A la República: Cuida a tus artistas.

No era mi intención tratar este tema acá, sin embargo, creo que es bueno desde ya, en vísperas de nuestras fiestas nacionales, tomar partido respecto de ciertos acontecimientos vinculados a la escena ñoña local.

Hace algunos días, hubo cierto grado de polémica, por las opiniones vertidas por algunas personas que son colegas mías del anisong. Esas opiniones, realizadas en redes sociales y filtradas de manera mañosa en algunos casos, mostraban disconformidad y enojo. Esto respecto a la poca o nula valoración que los productores locales de eventos geek tienen de los artistas que trabajan en estos eventos.
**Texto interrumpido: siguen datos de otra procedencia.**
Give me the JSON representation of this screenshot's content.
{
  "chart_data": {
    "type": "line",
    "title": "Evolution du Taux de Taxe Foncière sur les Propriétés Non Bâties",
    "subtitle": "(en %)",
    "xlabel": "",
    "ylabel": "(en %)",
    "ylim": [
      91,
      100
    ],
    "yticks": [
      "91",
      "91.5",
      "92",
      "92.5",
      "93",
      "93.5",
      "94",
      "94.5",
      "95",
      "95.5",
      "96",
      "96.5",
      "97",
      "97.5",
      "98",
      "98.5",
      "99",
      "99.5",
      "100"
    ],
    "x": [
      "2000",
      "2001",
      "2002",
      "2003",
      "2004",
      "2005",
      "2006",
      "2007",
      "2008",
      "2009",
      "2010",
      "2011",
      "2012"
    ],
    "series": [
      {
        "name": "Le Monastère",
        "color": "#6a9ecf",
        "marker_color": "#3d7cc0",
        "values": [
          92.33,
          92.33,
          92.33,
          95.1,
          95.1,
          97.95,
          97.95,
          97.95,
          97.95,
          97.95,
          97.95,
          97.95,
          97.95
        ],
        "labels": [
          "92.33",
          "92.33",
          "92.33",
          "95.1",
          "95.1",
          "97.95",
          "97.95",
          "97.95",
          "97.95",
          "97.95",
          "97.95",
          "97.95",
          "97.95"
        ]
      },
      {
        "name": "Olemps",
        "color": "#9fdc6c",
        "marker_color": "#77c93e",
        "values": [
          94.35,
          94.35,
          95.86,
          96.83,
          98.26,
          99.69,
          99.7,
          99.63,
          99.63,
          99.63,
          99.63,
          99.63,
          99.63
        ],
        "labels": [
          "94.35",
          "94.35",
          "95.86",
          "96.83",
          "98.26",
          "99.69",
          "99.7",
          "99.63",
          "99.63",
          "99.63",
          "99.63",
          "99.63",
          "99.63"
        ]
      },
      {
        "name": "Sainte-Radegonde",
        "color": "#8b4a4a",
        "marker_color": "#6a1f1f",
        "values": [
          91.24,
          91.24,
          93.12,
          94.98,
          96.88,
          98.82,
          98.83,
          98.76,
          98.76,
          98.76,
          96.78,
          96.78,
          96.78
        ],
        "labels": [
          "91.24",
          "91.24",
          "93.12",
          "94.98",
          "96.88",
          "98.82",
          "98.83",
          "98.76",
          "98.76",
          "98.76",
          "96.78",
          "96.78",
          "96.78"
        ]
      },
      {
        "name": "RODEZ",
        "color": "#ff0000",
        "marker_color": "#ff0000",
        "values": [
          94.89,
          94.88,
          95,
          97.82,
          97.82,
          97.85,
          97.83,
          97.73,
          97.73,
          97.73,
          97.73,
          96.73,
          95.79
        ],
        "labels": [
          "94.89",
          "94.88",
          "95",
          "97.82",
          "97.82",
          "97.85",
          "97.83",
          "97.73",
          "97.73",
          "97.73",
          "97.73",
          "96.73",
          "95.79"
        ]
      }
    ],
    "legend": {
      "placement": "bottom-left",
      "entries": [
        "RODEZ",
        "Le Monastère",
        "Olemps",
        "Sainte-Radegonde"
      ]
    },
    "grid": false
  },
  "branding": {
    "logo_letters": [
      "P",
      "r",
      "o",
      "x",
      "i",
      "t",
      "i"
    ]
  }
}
Los anisingers cuestionaban el concepto de «la vitrina»: eso que los productores les ofrecen a cambio de que canten en sus eventos. La respuesta de los furiosos cantantes no se hizo esperar: el arte es un trabajo, y como tal, merece una retribución justa. Nadie vive de vitrinas ni de fama. Y menos los artistas, porque en resumidas cuentas «son el evento». Por lo tanto, solicitan algo justo. Quieren que se los respete y se les tome en cuenta como trabajadores del arte, ya que aportan la mayor de sus capacidades a realzar los eventos a los que acuden (y que no pasen desapercibidos).

Ya antes de la respuesta conciliadora de uno de los productores, surgió el chaqueteo, esa institución que es tan sudamericana y que nos impide apreciar las cosas con justicia.
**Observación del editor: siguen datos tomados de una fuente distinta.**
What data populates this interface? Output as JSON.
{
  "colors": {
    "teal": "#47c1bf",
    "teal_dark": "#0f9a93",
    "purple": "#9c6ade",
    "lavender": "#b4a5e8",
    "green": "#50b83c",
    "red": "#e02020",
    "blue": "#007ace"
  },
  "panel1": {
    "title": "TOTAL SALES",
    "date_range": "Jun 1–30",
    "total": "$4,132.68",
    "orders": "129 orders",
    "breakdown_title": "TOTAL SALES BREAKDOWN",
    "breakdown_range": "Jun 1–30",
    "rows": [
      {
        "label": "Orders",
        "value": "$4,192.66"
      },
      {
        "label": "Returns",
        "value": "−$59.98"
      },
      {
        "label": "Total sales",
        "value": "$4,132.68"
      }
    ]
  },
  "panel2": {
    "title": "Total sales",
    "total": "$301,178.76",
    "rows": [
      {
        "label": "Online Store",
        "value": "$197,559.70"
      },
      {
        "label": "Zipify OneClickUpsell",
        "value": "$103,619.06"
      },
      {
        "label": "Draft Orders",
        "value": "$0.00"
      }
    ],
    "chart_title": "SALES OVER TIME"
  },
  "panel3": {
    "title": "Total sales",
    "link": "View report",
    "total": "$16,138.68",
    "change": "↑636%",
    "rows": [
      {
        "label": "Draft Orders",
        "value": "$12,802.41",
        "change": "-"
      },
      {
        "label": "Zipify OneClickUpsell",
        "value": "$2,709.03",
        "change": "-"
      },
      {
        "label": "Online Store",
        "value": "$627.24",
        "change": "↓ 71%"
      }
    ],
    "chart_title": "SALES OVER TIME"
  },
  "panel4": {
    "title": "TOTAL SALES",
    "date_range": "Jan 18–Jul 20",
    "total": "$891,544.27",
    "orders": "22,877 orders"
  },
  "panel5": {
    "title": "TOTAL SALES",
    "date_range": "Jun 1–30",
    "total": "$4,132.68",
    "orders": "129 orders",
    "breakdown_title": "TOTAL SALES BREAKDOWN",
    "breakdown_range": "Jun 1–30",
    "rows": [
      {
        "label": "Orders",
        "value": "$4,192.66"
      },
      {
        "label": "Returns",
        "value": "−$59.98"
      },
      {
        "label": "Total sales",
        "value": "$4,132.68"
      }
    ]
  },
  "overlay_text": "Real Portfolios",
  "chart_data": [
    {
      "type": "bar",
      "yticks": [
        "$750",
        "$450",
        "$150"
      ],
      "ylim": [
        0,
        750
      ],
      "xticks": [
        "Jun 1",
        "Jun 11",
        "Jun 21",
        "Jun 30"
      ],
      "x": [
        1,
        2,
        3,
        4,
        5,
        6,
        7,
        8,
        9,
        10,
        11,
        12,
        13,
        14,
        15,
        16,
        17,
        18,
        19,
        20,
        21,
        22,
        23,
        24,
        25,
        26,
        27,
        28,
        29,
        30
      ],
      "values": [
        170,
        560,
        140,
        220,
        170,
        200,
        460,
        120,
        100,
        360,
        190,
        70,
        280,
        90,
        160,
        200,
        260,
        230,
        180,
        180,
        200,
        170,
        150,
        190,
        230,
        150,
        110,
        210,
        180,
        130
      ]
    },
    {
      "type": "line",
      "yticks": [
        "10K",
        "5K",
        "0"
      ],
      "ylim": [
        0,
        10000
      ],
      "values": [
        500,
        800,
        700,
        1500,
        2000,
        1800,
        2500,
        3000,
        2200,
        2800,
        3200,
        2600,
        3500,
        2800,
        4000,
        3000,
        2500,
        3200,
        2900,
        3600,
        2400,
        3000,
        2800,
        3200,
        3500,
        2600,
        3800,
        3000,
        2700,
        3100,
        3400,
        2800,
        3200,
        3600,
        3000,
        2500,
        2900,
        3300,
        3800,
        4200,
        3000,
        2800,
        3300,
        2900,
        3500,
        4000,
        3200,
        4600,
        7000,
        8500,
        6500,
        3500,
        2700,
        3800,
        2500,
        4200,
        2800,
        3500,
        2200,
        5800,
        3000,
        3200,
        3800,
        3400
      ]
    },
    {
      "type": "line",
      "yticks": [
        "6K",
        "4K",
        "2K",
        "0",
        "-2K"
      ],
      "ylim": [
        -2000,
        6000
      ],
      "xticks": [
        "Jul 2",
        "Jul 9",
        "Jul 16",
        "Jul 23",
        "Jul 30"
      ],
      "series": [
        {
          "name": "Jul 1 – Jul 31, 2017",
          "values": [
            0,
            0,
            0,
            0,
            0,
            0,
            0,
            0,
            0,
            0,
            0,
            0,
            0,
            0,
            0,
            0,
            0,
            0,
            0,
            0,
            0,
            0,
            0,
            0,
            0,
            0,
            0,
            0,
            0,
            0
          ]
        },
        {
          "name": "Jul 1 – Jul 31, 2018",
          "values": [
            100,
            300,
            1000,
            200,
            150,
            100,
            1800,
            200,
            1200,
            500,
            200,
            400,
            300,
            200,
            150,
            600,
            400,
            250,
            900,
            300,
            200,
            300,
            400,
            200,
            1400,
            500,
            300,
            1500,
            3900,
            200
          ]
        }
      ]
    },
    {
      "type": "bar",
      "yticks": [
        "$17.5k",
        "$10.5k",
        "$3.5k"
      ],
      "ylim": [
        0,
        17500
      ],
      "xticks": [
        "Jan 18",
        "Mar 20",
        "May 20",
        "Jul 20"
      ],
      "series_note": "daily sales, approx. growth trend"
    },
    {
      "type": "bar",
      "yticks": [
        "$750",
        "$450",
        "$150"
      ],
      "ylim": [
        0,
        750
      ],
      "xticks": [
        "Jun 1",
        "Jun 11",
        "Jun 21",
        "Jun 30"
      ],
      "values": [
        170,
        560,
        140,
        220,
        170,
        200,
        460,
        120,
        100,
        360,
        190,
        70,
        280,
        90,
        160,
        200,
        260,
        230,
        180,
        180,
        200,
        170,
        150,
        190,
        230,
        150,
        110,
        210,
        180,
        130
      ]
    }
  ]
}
«Que debieran darse por pagados con 10 lucas o una colación», «que quieren alfombra roja», «que no debiesen ser tomados en cuenta por su poca convocatoria» «que quieren cobrar por 1.000 suscriptores de Youtube»…

«El arte es un trabajo, y como tal, merece una retribución justa.»

Quizá Ud. no sintió nada al leer lo anterior. Yo viví el dolor de ojos.

No solo por los cantantes, si no también por ilustradores, bailarinas y bailarines, fotógrafos, videistas, cosplayers, animadores, bandas musicales, actores de doblaje, invitados especiales, e incluso chefs de comida oriental. Todas personas que desempeñan artes.

Y estas personas tenemos en común el poco arraigo que la sociedad siente con los artistas que produce. Circulamos entre la tibieza de la mayoría y el irrespeto grosero y procaz de unos cuantos que meten bulla para hacerse notar. Un grupo de chaqueteros que cuestionan carreras enteras hasta el punto de negar lo evidente (arte, disciplina, talento) solo por ego o necesidad de autovalor. Ello acompañado de la silente complicidad de la mayoría, cuyo modelo de conducta es más cercano a los realitys que a Julio Martínez. Gente a la que cualquier cosa que brille le da nauseas.

Lamentablemente, tengo la sensación de que siempre fuimos una República asi de penca con nuestros próceres: a Gabriela Mistral le preguntaban en cuantos meses se iba, siendo que apenas había llegado. Y a don Elías, cuando del Inter de Porto Alegre volvía a Palestino, se le cuestionaba si retornaba «porque estaba acabado».

Esa gente sufrió por la indolencia y incomprensión de sus contemporaneos. Pero ya no más.

Y no porque quiero mostrarle al mundo que mi desempeño es todo lo pasional que soy, pero siempre con bases técnicas. Que las horas de ensayo valen la pena. Que en el escenario nadie me la gana. En resumen, quiero que mi gente aprecie el arte en su justa dimensión: no como «un divertimento de ricos», si no como un trabajo extraordinario que por serlo, nadie más puede hacer. Esa es lo que define al artista: un ser normal, que hace cosas extraordinarias que arrebatan el alma.

Y por eso me gustan tanto los aplausos. Y despues que me paguen.